Sebenarnya, bagiku beban dua kali lebih berat ketika tugas dikerjakan secara berkelompok. Kenapa? Bayangkan saja, satu orang menghambat, terkadang semua ikut terbawa getahnya juga. Apalagi, sekarang mungkin memang gitu ya tabiatnya, saling mengandalkan. Mentang-mentang tugasnya sudah selesai, ketika teman yang lain tidak mengerjaknan, yang lainnya tak mau mengganti. Padahal kelompok.
Kadang, pada beberapa kelompok yang lain, mau tak mau aku yang sadar dan mempraktikannya harus bekerja dua kali. Mereka juga sadar, tapi tidak tergugah untuk mempraktikannya. Jadilah aku selalu menyesali, sama saja seperti tugas individu. Kelompok adalah sia-sia, percuma.

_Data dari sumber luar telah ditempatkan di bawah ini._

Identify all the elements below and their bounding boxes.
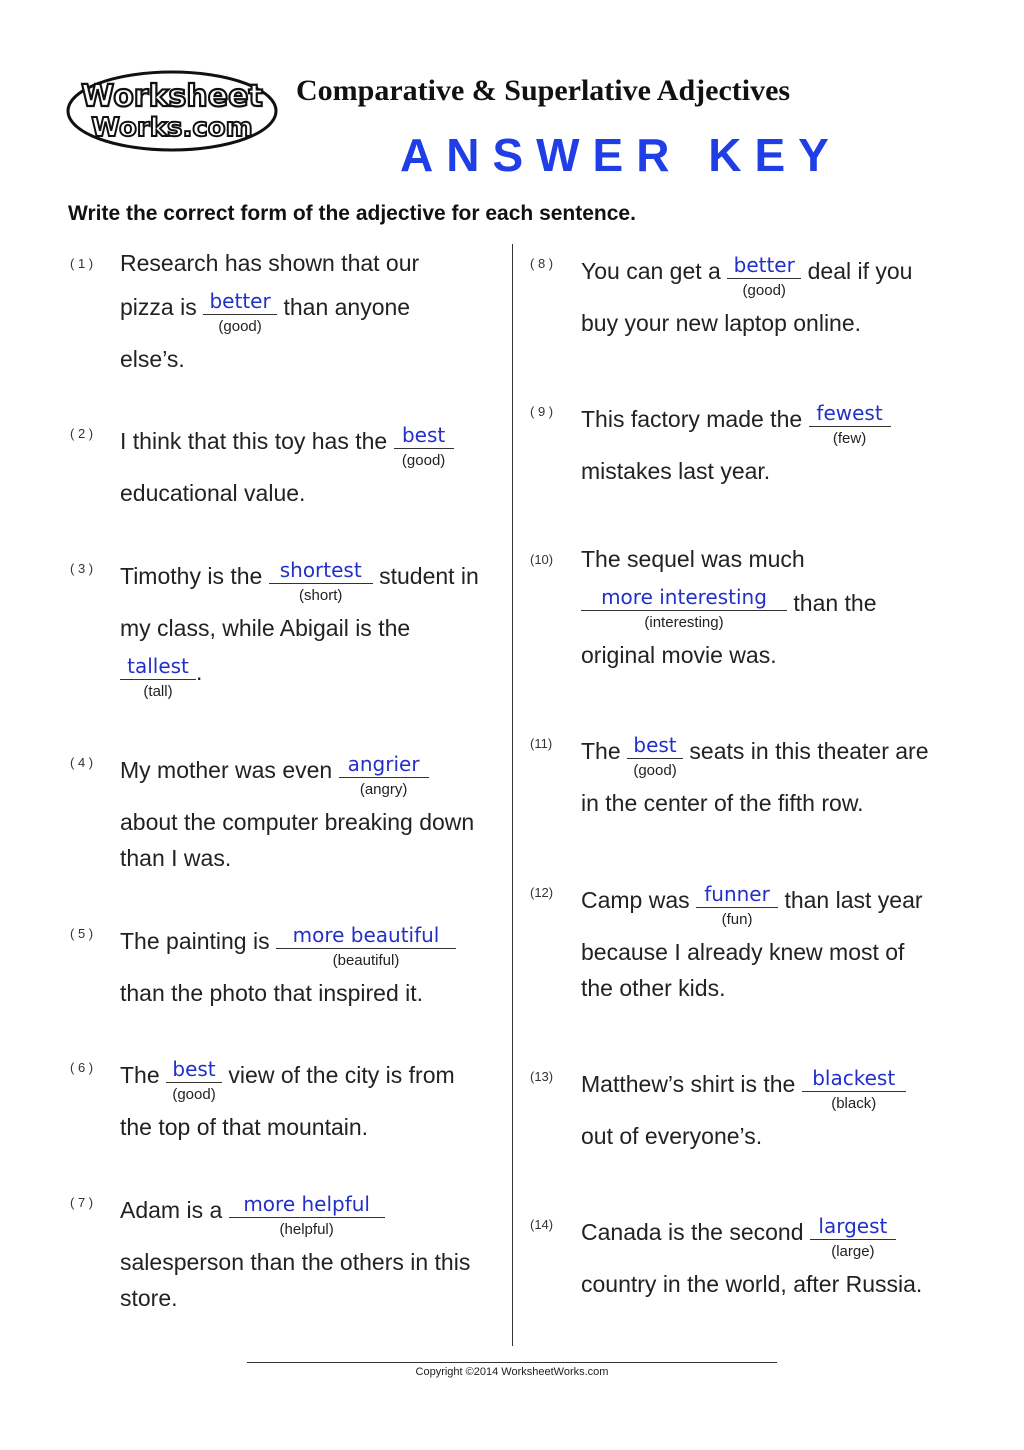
answer-text: tallest	[127, 654, 189, 678]
hint-word: (large)	[831, 1243, 875, 1260]
hint-word: (short)	[299, 587, 343, 604]
question-text: out of everyone’s.	[581, 1123, 763, 1149]
question-text: country in the world, after Russia.	[581, 1271, 923, 1297]
question-text: The painting is more beautiful (beautiful)	[120, 922, 456, 953]
answer-blank	[727, 252, 801, 299]
question-text: the top of that mountain.	[120, 1114, 369, 1140]
question-number: ( 5 )	[70, 926, 94, 941]
question-text: salesperson than the others in this	[120, 1249, 471, 1275]
answer-text: shortest	[279, 558, 362, 582]
question-text: You can get a better (good) deal if you	[581, 253, 913, 299]
answer-text: better	[209, 289, 271, 313]
answer-text: blackest	[812, 1066, 896, 1090]
question-number: ( 7 )	[70, 1195, 94, 1210]
question-text: tallest (tall) .	[120, 653, 202, 684]
answer-text: best	[401, 423, 446, 447]
question-number: ( 8 )	[530, 256, 554, 271]
answer-text: best	[633, 733, 677, 757]
hint-word: (tall)	[143, 683, 173, 700]
question-number: (14)	[530, 1217, 554, 1232]
question-number: ( 9 )	[530, 404, 554, 419]
answer-key-heading: ANSWER KEY	[400, 129, 842, 181]
question-text: The best (good) seats in this theater are	[581, 733, 929, 779]
answer-text: more beautiful	[292, 923, 440, 947]
question-text: because I already knew most of	[581, 939, 905, 965]
question-text: Canada is the second largest (large)	[581, 1213, 896, 1244]
question-text: educational value.	[120, 480, 306, 506]
answer-text: angrier	[347, 752, 420, 776]
answer-text: fewest	[816, 401, 883, 425]
question-number: ( 4 )	[70, 755, 94, 770]
hint-word: (black)	[831, 1095, 877, 1112]
answer-blank	[696, 881, 778, 928]
hint-word: (good)	[172, 1086, 216, 1103]
answer-blank	[394, 422, 454, 469]
instructions: Write the correct form of the adjective for each sentence.	[68, 202, 636, 225]
hint-word: (interesting)	[644, 614, 724, 631]
answer-text: funner	[704, 882, 770, 906]
question-number: (13)	[530, 1069, 554, 1084]
answer-blank	[627, 732, 683, 779]
worksheetworks-logo	[66, 70, 278, 152]
hint-word: (few)	[832, 430, 867, 447]
answer-blank	[810, 1213, 896, 1260]
answer-blank	[269, 557, 373, 604]
column-divider	[512, 244, 513, 1346]
question-text: My mother was even angrier (angry)	[120, 751, 429, 782]
hint-word: (beautiful)	[332, 952, 400, 969]
hint-word: (good)	[742, 282, 786, 299]
question-text: store.	[120, 1285, 178, 1311]
question-number: ( 6 )	[70, 1060, 94, 1075]
question-text: I think that this toy has the best (good)	[120, 422, 454, 453]
question-text: than I was.	[120, 845, 232, 871]
question-number: ( 2 )	[70, 426, 94, 441]
worksheet-title: Comparative & Superlative Adjectives	[296, 74, 791, 107]
question-number: (11)	[530, 736, 553, 751]
question-text: The best (good) view of the city is from	[120, 1057, 455, 1103]
answer-text: largest	[818, 1214, 888, 1238]
hint-word: (fun)	[721, 911, 753, 928]
hint-word: (good)	[401, 452, 446, 469]
question-text: Timothy is the shortest (short) student in	[120, 558, 479, 604]
answer-text: best	[172, 1057, 216, 1081]
question-text: than the photo that inspired it.	[120, 980, 424, 1006]
question-number: (12)	[530, 885, 554, 900]
answer-text: more interesting	[601, 585, 767, 609]
svg-text:Works.com: Works.com	[91, 113, 253, 143]
hint-word: (helpful)	[279, 1221, 334, 1238]
question-text: in the center of the fifth row.	[581, 790, 864, 816]
question-text: Research has shown that our	[120, 250, 420, 276]
question-text: original movie was.	[581, 642, 777, 668]
answer-blank	[339, 751, 429, 798]
question-text: my class, while Abigail is the	[120, 615, 411, 641]
answer-blank	[203, 288, 277, 335]
question-text: the other kids.	[581, 975, 726, 1001]
question-text: buy your new laptop online.	[581, 310, 862, 336]
hint-word: (good)	[633, 762, 677, 779]
answer-blank	[166, 1056, 222, 1103]
question-text: mistakes last year.	[581, 458, 771, 484]
question-text: more interesting (interesting) than the	[581, 584, 877, 615]
answer-blank	[802, 1065, 906, 1112]
answer-text: more helpful	[243, 1192, 370, 1216]
copyright-notice: Copyright ©2014 WorksheetWorks.com	[415, 1366, 609, 1378]
question-text: else’s.	[120, 346, 185, 372]
svg-text:Worksheet: Worksheet	[81, 79, 263, 114]
question-number: ( 3 )	[70, 561, 94, 576]
footer-rule	[247, 1362, 777, 1363]
question-text: The sequel was much	[581, 546, 805, 572]
question-number: (10)	[530, 552, 554, 567]
question-text: Camp was funner (fun) than last year	[581, 882, 923, 928]
hint-word: (good)	[218, 318, 262, 335]
answer-blank	[120, 653, 196, 700]
hint-word: (angry)	[359, 781, 408, 798]
question-text: Adam is a more helpful (helpful)	[120, 1191, 385, 1222]
answer-blank	[809, 400, 891, 447]
question-text: about the computer breaking down	[120, 809, 475, 835]
answer-text: better	[733, 253, 795, 277]
question-text: pizza is better (good) than anyone	[120, 289, 411, 335]
question-text: This factory made the fewest (few)	[581, 400, 891, 431]
question-text: Matthew’s shirt is the blackest (black)	[581, 1065, 906, 1096]
question-number: ( 1 )	[70, 256, 94, 271]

Hal lain, apalagi satu kelompok dengan orang yang terdekat membuatku akhirnya banyak memberi toleransi yang justru menghambat kinerja kelompok.
"Aku sakit, Cla."
"Aku baru sampai rumah, Cla."
Aku ini dan itu, semua alasannya kadang tak bisa dibantah. Apalagi dia dekat, perasaan tak enak dan tentu saja untuk menjaga hubungan selalu mengalahkan amarah terbesarku yang paling tak suka dengan orang yang selalu lari dari tanggungjawab.
Tapi seperti yang sudah-sudah, ya aku bisa apa. Selalu tak apa. Aku kerjakan saja sendirian. Lagipula aku juga gak mau mengorbankan nilaiku hanya karena amarahku pada mereka.
Mengesalkannya lagi, mereka bilang "maaf," "makasih," "ga enak jadi ngerepotin." Setelah semua tugas selesai, mereka tahu beres. Andai saja aku kuasa, aku ingin meneriakinya "kalau cuma maaf, makasih, ga enak, semua juga bisa!"
Tapi, aku selalu terbungkam. Mengulum rasa kesalku dengan senyuman dengan alasan menjaga hubungan.